Elevated minimum TLS requirement for German government


#1

The German Federal Agency for IT Security (Bundesamt für Sicherheit in der Informationstechnik, BSI), recently published a new minimum requirement for TLS for the German federal authorities, also discussed here:

Essentially the new requirement says to use TLS 1.3 and TLS 1.2 only with PFS as a minimum.

Greenbone OS can be configured to be compliant with this requirement with this cipher string:

PFS:-VERS-SSL3.0:-VERS-TLS1.0:-VERS-TLS1.1:-VERS-DTLS1.0:-SHA1:-SIGN-RSA-SHA1:-SIGN-ECDSA-SHA1

For this, log into the GOS administration and enter menu “Setup->Services->HTTPS->Ciphers”.
The current default allows to use TLS 1.1 and TLS 1.2 without PFS. So, what you need to add to the default is to require PFS and to forbid TLS 1.1:

Afterwards apply “Save” to finally activate the change. See also the section on HTTPS configuration in our manual.

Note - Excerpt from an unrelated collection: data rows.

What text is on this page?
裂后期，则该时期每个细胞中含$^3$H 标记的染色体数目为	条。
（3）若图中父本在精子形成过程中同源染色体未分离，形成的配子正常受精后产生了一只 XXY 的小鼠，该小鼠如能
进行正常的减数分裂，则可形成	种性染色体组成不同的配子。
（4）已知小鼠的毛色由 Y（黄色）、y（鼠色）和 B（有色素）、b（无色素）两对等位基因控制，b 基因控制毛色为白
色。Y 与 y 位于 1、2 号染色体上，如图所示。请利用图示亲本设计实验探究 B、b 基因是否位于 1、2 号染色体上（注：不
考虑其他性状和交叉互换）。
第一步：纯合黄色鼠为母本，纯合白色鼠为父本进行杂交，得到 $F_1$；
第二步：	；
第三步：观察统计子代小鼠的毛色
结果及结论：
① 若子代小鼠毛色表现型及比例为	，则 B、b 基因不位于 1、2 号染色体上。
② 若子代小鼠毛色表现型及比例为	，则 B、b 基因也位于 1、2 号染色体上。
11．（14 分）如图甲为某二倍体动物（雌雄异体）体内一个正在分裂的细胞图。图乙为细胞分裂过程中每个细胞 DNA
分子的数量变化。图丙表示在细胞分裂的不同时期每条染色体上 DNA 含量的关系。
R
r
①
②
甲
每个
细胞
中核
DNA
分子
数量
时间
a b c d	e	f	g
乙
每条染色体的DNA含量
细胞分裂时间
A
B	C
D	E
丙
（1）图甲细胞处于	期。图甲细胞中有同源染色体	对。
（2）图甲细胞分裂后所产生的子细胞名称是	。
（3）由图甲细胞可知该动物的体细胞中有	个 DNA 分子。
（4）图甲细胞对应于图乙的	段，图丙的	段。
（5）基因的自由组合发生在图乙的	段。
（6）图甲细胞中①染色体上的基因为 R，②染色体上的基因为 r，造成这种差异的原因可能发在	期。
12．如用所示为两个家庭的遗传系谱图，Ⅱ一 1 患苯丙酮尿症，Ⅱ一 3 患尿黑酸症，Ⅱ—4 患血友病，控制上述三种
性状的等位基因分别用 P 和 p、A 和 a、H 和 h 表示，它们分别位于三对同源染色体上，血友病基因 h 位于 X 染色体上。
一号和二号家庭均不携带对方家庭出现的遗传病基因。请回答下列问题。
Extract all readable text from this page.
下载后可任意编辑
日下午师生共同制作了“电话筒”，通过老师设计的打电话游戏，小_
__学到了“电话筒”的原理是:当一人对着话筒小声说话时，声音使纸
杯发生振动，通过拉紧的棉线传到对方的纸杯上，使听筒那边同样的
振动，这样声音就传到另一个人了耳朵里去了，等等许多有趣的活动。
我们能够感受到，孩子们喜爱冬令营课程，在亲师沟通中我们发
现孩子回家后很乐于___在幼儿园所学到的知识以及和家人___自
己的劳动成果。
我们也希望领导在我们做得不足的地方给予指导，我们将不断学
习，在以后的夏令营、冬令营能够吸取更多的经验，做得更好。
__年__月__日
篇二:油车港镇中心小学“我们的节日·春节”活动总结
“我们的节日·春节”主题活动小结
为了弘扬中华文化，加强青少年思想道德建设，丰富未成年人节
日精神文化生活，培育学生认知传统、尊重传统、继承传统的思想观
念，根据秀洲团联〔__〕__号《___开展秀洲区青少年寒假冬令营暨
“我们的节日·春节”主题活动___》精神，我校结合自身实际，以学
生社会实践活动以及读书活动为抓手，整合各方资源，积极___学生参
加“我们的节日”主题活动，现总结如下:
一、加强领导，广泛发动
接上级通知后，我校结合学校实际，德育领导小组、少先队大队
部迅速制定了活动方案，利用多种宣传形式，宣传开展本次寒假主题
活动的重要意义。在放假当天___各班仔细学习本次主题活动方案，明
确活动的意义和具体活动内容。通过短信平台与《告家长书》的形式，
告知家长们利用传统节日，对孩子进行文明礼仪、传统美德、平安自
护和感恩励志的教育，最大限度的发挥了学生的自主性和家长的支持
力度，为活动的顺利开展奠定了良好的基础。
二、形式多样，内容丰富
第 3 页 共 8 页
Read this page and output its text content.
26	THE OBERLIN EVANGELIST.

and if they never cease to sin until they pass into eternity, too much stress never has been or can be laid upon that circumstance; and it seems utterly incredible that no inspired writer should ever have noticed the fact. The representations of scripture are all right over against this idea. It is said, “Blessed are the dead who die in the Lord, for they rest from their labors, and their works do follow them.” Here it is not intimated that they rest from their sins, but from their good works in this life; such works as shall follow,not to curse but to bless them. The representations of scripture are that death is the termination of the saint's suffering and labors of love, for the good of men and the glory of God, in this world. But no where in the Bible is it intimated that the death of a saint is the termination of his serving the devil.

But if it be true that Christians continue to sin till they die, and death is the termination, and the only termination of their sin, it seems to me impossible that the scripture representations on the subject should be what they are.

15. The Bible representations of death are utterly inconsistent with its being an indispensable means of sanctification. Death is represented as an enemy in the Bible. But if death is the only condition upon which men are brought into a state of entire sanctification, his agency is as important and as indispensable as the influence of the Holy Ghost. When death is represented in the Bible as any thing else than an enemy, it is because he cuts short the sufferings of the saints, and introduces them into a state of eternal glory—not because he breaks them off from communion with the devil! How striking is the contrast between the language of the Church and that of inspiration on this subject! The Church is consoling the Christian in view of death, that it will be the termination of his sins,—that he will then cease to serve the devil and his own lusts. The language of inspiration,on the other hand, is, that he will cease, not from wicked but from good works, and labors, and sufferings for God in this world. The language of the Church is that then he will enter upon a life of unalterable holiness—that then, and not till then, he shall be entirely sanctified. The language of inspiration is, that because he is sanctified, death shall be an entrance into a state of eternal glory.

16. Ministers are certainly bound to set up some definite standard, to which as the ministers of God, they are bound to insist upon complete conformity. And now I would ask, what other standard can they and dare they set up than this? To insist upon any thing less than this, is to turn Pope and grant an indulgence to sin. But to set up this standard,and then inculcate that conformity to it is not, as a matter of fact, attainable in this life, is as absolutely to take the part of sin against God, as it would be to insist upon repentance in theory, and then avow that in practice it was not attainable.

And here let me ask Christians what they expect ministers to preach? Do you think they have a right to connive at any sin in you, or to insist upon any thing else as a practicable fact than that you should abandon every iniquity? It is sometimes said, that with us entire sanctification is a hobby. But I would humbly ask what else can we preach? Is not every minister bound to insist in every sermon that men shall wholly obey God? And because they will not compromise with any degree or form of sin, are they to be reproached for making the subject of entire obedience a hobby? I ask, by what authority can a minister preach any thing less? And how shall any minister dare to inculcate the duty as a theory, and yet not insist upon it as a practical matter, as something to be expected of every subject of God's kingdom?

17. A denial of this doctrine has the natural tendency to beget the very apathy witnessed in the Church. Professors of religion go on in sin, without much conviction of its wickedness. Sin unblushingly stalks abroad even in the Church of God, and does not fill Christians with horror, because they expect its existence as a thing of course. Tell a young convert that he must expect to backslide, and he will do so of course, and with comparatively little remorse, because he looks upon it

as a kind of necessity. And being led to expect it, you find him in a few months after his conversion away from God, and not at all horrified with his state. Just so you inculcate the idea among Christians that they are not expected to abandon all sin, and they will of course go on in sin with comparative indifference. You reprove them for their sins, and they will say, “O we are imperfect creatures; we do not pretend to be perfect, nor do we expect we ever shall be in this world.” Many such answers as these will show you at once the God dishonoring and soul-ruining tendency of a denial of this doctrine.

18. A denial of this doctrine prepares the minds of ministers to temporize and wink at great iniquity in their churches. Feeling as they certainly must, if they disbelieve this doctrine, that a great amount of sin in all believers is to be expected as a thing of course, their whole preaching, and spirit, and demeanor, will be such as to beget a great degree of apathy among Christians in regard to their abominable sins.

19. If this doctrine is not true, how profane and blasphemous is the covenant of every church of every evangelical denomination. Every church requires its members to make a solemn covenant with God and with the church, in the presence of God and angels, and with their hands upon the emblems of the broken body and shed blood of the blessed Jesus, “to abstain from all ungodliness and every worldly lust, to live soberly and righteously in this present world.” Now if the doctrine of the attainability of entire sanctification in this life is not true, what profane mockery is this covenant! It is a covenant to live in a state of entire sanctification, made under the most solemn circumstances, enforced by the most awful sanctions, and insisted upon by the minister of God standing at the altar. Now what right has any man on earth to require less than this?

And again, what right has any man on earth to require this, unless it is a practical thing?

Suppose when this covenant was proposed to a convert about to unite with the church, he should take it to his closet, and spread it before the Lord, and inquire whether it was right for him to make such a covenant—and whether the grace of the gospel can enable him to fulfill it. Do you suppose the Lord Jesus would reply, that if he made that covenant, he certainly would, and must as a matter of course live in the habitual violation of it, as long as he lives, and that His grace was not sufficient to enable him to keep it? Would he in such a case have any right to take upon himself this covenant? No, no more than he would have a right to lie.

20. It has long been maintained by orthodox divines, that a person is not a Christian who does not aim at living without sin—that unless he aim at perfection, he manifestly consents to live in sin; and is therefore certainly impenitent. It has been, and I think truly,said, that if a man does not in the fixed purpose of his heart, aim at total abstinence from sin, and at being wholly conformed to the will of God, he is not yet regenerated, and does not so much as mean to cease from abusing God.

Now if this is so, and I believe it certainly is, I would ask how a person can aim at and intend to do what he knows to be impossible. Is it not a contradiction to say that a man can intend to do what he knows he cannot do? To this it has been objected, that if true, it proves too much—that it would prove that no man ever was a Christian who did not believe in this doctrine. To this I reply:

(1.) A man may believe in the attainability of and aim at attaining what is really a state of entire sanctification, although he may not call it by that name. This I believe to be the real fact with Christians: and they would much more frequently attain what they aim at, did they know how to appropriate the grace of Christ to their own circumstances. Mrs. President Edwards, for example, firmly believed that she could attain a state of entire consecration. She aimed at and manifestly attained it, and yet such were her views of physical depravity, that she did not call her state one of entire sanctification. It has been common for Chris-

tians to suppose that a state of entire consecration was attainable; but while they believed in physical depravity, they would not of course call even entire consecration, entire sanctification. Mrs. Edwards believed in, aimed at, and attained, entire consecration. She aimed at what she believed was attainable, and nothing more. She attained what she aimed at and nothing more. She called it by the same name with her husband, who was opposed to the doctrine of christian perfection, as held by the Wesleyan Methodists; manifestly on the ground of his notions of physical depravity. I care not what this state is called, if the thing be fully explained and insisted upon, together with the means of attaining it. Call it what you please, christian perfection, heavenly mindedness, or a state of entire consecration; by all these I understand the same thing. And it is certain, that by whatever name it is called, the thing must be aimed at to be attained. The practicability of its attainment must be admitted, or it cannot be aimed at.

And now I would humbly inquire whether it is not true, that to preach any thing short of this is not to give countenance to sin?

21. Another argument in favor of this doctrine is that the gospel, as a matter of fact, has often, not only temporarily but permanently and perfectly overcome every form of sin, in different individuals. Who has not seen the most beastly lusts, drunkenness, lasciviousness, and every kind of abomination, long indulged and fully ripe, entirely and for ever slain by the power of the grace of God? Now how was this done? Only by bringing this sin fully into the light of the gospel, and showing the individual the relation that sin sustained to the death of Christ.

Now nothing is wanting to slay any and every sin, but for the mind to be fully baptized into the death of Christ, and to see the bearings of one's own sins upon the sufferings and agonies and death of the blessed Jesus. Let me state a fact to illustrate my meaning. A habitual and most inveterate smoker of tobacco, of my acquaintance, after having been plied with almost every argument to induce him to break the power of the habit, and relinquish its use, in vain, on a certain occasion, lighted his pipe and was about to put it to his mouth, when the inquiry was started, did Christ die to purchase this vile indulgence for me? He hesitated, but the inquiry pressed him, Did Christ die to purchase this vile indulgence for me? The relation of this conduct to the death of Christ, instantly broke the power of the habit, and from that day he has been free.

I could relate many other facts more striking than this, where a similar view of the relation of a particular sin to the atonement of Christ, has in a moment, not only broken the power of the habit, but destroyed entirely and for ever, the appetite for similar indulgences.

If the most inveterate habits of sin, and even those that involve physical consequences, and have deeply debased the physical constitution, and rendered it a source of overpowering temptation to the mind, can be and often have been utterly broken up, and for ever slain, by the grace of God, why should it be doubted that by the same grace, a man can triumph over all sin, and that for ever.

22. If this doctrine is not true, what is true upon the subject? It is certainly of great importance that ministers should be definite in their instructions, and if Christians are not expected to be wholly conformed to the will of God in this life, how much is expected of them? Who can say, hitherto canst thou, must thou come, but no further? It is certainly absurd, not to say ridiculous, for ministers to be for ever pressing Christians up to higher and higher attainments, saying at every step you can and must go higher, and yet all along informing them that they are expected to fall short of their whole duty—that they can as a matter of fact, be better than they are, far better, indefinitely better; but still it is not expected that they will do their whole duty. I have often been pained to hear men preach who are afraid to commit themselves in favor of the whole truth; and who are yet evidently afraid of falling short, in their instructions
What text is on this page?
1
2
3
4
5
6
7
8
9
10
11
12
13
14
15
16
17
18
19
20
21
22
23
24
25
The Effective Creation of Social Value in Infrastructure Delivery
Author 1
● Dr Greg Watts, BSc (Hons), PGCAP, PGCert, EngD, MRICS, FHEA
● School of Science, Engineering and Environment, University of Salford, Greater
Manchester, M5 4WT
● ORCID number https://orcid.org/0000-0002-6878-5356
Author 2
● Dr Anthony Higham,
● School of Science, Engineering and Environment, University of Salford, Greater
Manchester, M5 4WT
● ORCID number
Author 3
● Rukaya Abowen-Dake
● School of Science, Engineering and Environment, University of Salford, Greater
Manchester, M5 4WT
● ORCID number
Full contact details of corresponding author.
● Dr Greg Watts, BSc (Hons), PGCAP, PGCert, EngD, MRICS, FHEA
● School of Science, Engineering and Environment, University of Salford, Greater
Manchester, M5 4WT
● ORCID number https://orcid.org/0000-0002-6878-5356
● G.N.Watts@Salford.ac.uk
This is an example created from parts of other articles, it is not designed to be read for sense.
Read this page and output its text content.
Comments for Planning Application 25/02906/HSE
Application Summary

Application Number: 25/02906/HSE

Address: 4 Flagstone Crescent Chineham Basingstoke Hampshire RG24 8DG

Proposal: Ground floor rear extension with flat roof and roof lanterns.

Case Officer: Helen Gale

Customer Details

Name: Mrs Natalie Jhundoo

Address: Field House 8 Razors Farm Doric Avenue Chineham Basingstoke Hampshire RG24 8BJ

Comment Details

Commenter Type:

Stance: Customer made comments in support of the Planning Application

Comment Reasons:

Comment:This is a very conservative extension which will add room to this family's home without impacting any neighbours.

Warning: Old browser won’t support this standard

Elevating the minimum TLS requirement to this level exceeds the capabilities of some web browsers. For example Internet Explorer as shipped with Windows 7 will not be able to access the GSM with the above elevated minimum requirement.

If it turns out that you do not have a browser that support the elevated requirement, simply revert the cipher string back to the previous setting by removing the two elements you added before.